Troubleshooting Some Common Problems With a Home's Ducted Air Conditioning System

A home's ducted or central air conditioning system may experience some problems that you might not otherwise face with a window unit or ductless air conditioner. This is because the ducted or central system runs through all the ducts and vents of a home and is usually larger and more powerful than a ductless unit, so it may suffer more early wear and tear. If your home has a ducted or central unit, note some common problems you might experience with the system and how to troubleshoot them; even if you need to call a repairperson to fix them, you can still know what to expect by way of a repair bill.

1. The air seems very dry and uncomfortable

Summertime usually means humid air, so you may immediately notice very dry and uncomfortable air when it comes through the vents every time the air conditioner kicks on. Remember that when the cool air is pushed through all the ducts and vents of the home, it picks up dust, dirt, and other debris and brings these along with it. This dust and dirt can make the air feel dry and uncomfortable and often signals that you simply need to have the home's ductwork cleaned.

2. The unit doesn't come on at all

If you've checked the most obvious and simplest solutions such as ensuring the thermostat works and that the unit has not tripped a circuit, note if your air conditioner has a condensate pump. This pumps condensation from a reservoir area to the outside of the unit. If the reservoir area is full, the unit may switch off, and this usually signals that the pump is faulty and needs replacing.

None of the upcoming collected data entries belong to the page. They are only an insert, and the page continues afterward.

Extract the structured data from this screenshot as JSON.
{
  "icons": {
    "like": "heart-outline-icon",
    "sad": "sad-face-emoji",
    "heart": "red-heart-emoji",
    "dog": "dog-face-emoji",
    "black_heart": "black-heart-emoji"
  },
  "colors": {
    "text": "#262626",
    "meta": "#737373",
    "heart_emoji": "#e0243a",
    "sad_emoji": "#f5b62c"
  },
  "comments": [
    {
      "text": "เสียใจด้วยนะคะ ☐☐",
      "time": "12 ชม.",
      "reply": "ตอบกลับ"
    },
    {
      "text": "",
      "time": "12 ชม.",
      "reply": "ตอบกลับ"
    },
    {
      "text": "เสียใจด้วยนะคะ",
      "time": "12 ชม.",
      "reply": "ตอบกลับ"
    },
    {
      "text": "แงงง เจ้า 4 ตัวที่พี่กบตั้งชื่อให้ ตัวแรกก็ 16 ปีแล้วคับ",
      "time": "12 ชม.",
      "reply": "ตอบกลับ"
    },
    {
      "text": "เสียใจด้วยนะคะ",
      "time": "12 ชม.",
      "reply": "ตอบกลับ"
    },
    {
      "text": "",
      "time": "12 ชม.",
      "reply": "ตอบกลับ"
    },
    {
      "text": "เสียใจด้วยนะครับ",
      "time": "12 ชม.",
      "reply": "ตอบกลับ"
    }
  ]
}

3. The air is suddenly not cool

If the unit has been working consistently and then suddenly sends in air that doesn't feel cool, it may be a problem the condenser coil. This looks like the grill to the front of a car, and sometimes the unit will get so cold that it allows ice or frost to develop. If you've been running your unit consistently, this may have caused it to get this cold and icy. When this happens, air cannot circulate across this condenser coil to get cool. In turn, the air conditioner will push air through your home, but it will simply be room temperature, not cool. Have the condenser coil checked for ice formation before you run the air conditioner again.